You are quite welcome...enjoy!
Edie (EdithAnn)


----------



## Leezy

Thanks Edie for this wonderful pattern. I am going to be a Grandma in a few months for first time and this is the blanket that I will make my new grandson. I was looking for one that had texture to it but wasn't too hard to do. This is perfect. I will post a picture of it when I am done. 
Lee


----------



## edithann

Leezy said:


> Thanks Edie for this wonderful pattern. I am going to be a Grandma in a few months for first time and this is the blanket that I will make my new grandson. I was looking for one that had texture to it but wasn't too hard to do. This is perfect. I will post a picture of it when I am done.
> Lee


Hi Lee...first of all congratulations are becoming a new grandma. Have fun knitting for your new grandson.
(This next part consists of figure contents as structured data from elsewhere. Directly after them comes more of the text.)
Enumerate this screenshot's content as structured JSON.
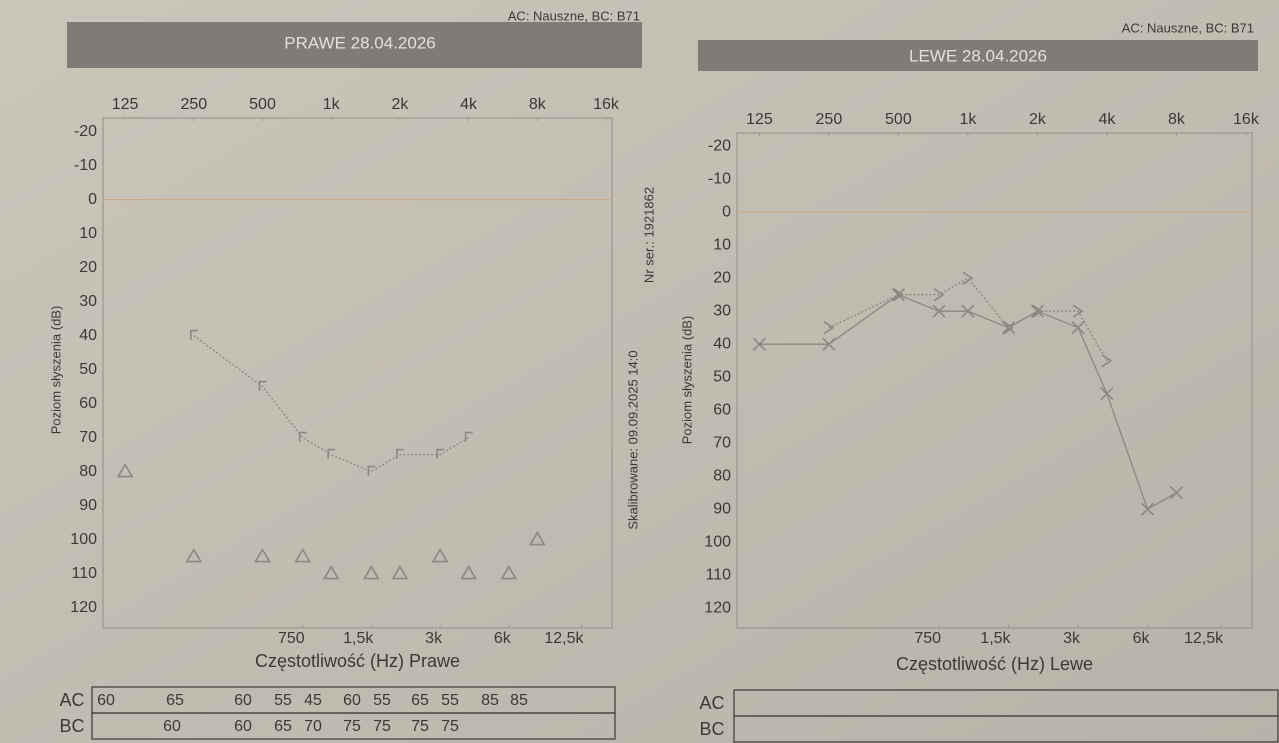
{
  "chart_data": [
    {
      "type": "line",
      "title": "PRAWE 28.04.2026",
      "note": "AC: Nauszne, BC: B71",
      "xlabel": "Częstotliwość (Hz) Prawe",
      "ylabel": "Poziom słyszenia (dB)",
      "xlog": true,
      "xlim": [
        100,
        17000
      ],
      "ylim": [
        -24,
        126
      ],
      "y_inverted": true,
      "xticks": [
        125,
        250,
        500,
        {
          "value": 1000,
          "label": "1k"
        },
        {
          "value": 2000,
          "label": "2k"
        },
        {
          "value": 4000,
          "label": "4k"
        },
        {
          "value": 8000,
          "label": "8k"
        },
        {
          "value": 16000,
          "label": "16k"
        }
      ],
      "xticks_bottom": [
        750,
        {
          "value": 1500,
          "label": "1,5k"
        },
        {
          "value": 3000,
          "label": "3k"
        },
        {
          "value": 6000,
          "label": "6k"
        },
        {
          "value": 12500,
          "label": "12,5k"
        }
      ],
      "yticks": [
        -20,
        -10,
        0,
        10,
        20,
        30,
        40,
        50,
        60,
        70,
        80,
        90,
        100,
        110,
        120
      ],
      "reference_line": 0,
      "series": [
        {
          "marker": "bracket",
          "line": "dotted",
          "color": "#8c8780",
          "x": [
            250,
            500,
            750,
            1000,
            1500,
            2000,
            3000,
            4000
          ],
          "values": [
            40,
            55,
            70,
            75,
            80,
            75,
            75,
            70
          ]
        },
        {
          "marker": "triangle",
          "line": "none",
          "color": "#8c8780",
          "x": [
            125,
            250,
            500,
            750,
            1000,
            1500,
            2000,
            3000,
            4000,
            6000,
            8000
          ],
          "values": [
            80,
            105,
            105,
            105,
            110,
            110,
            110,
            105,
            110,
            110,
            100
          ]
        }
      ]
    },
    {
      "type": "line",
      "title": "LEWE 28.04.2026",
      "note": "AC: Nauszne, BC: B71",
      "xlabel": "Częstotliwość (Hz) Lewe",
      "ylabel": "Poziom słyszenia (dB)",
      "xlog": true,
      "xlim": [
        100,
        17000
      ],
      "ylim": [
        -24,
        126
      ],
      "y_inverted": true,
      "xticks": [
        125,
        250,
        500,
        {
          "value": 1000,
          "label": "1k"
        },
        {
          "value": 2000,
          "label": "2k"
        },
        {
          "value": 4000,
          "label": "4k"
        },
        {
          "value": 8000,
          "label": "8k"
        },
        {
          "value": 16000,
          "label": "16k"
        }
      ],
      "xticks_bottom": [
        750,
        {
          "value": 1500,
          "label": "1,5k"
        },
        {
          "value": 3000,
          "label": "3k"
        },
        {
          "value": 6000,
          "label": "6k"
        },
        {
          "value": 12500,
          "label": "12,5k"
        }
      ],
      "yticks": [
        -20,
        -10,
        0,
        10,
        20,
        30,
        40,
        50,
        60,
        70,
        80,
        90,
        100,
        110,
        120
      ],
      "reference_line": 0,
      "series": [
        {
          "marker": "x",
          "line": "solid",
          "color": "#8c8780",
          "x": [
            125,
            250,
            500,
            750,
            1000,
            1500,
            2000,
            3000,
            4000,
            6000,
            8000
          ],
          "values": [
            40,
            40,
            25,
            30,
            30,
            35,
            30,
            35,
            55,
            90,
            85
          ]
        },
        {
          "marker": "chevron",
          "line": "dotted",
          "color": "#8c8780",
          "x": [
            250,
            500,
            750,
            1000,
            1500,
            2000,
            3000,
            4000
          ],
          "values": [
            35,
            25,
            25,
            20,
            35,
            30,
            30,
            45
          ]
        }
      ]
    }
  ],
  "side_notes": {
    "serial": "Nr ser.: 1921862",
    "calibrated": "Skalibrowane: 09.09.2025 14:0"
  },
  "tables": [
    {
      "rows": [
        {
          "label": "AC",
          "values": [
            60,
            65,
            60,
            55,
            45,
            60,
            55,
            65,
            55,
            85,
            85
          ]
        },
        {
          "label": "BC",
          "values": [
            60,
            60,
            65,
            70,
            75,
            75,
            75,
            75
          ]
        }
      ]
    },
    {
      "rows": [
        {
          "label": "AC",
          "values": []
        },
        {
          "label": "BC",
          "values": []
        }
      ]
    }
  ]
}
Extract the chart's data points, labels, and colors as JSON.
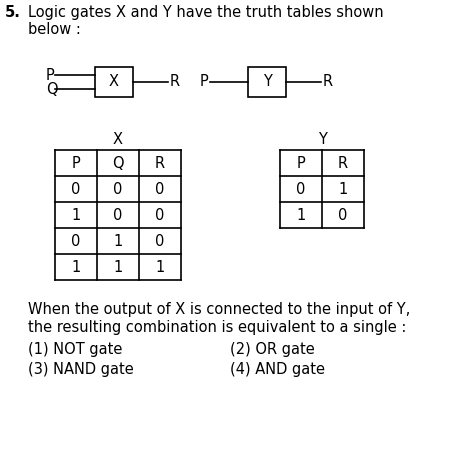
{
  "title_num": "5.",
  "title_text": "Logic gates X and Y have the truth tables shown\nbelow :",
  "table_X_title": "X",
  "table_X_headers": [
    "P",
    "Q",
    "R"
  ],
  "table_X_rows": [
    [
      "0",
      "0",
      "0"
    ],
    [
      "1",
      "0",
      "0"
    ],
    [
      "0",
      "1",
      "0"
    ],
    [
      "1",
      "1",
      "1"
    ]
  ],
  "table_Y_title": "Y",
  "table_Y_headers": [
    "P",
    "R"
  ],
  "table_Y_rows": [
    [
      "0",
      "1"
    ],
    [
      "1",
      "0"
    ]
  ],
  "bottom_text1": "When the output of X is connected to the input of Y,",
  "bottom_text2": "the resulting combination is equivalent to a single :",
  "opt1": "(1) NOT gate",
  "opt2": "(2) OR gate",
  "opt3": "(3) NAND gate",
  "opt4": "(4) AND gate",
  "bg_color": "#ffffff",
  "text_color": "#000000",
  "circuit_X_inputs": [
    "P",
    "Q"
  ],
  "circuit_X_gate": "X",
  "circuit_X_output": "R",
  "circuit_Y_input": "P",
  "circuit_Y_gate": "Y",
  "circuit_Y_output": "R",
  "font_size": 10.5
}
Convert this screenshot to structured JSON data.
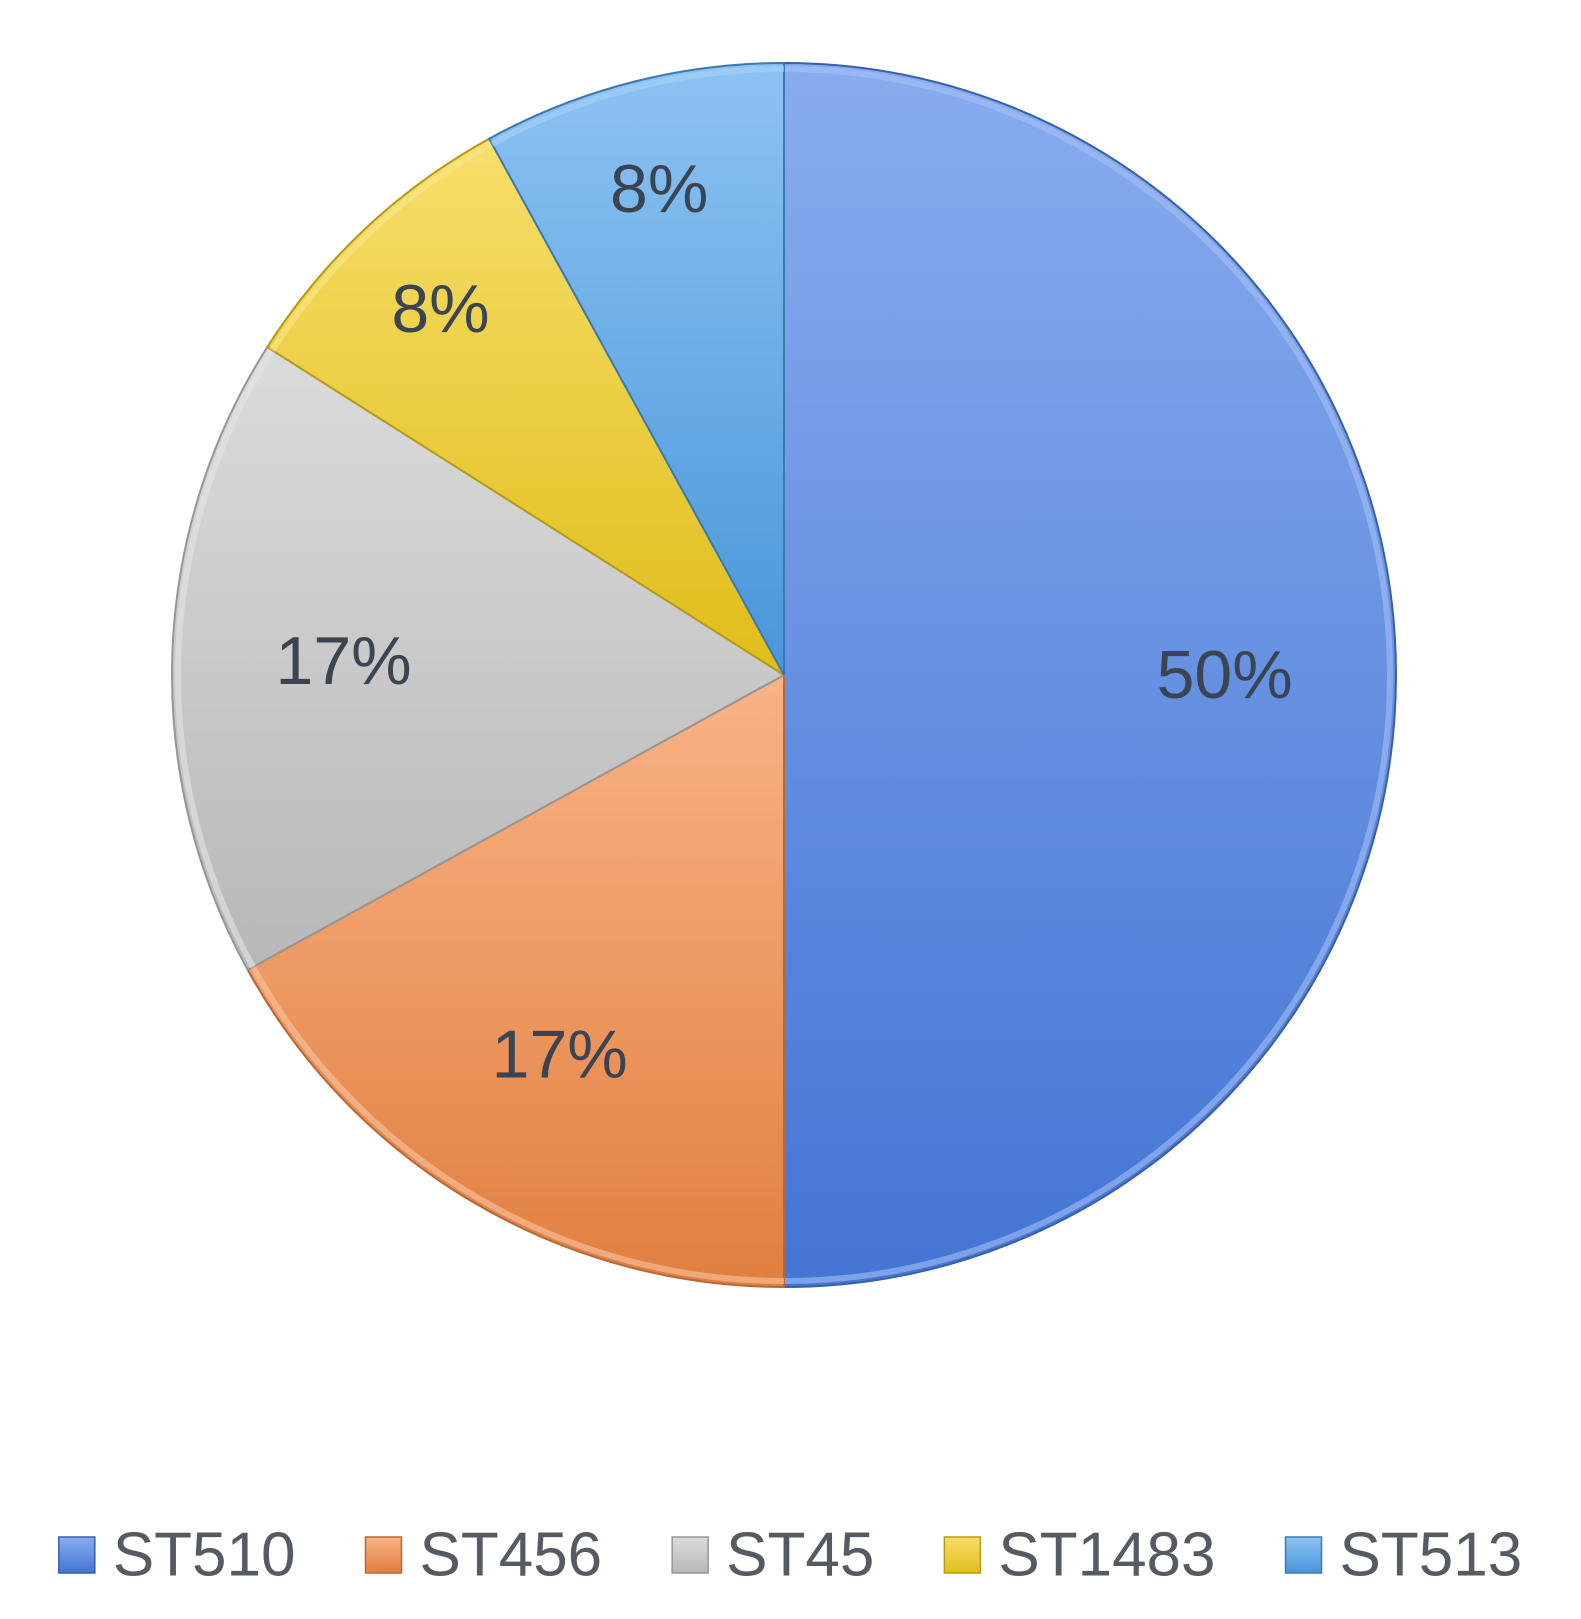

You are welcome; I found this pattern fun!
Edie (EdithAnn) :-D


----------



## amudaus

Edie,how lovely this stitch looks.Thank you for posting i will certainly be giving it a try..Looks beautiful and soft.


----------



## edithann

amudaus said:


> Edie,how lovely this stitch looks.Thank you for posting i will certainly be giving it a try..Looks beautiful and soft.


Hi Amudaus, Your are very welcome. It is a lovely stitch and is soft looking, especially for a baby blanket.
Edie


----------



## Sewbizgirl

Lovely blanket, Edie... thanks!


----------



## edithann

Sewbizgirl said:


> Lovely blanket, Edie... thanks!


Thank you, Sewbizgirl!
Edie...


----------



## wildwood42

Beautiful blanket, thank you so much, this is wonderful to have this site. Now I know what blanket to make for my ggd.


----------



## edithann

wildwood42 said:


> Beautiful blanket, thank you so much, this is wonderful to have this site. Now I know what blanket to make for my ggd.


Hi Wildwood42, thank you and you are sooo welcome. Have fun knitting!
Edie (EdithAnn) :thumbup:


----------



## Gypsycream

Oh lovely!!


----------



## edithann

Gypsycream said:


> Oh lovely!!


Hi Gypsycream....thanks for your nice compliment!
Edie (EdithAnn)


----------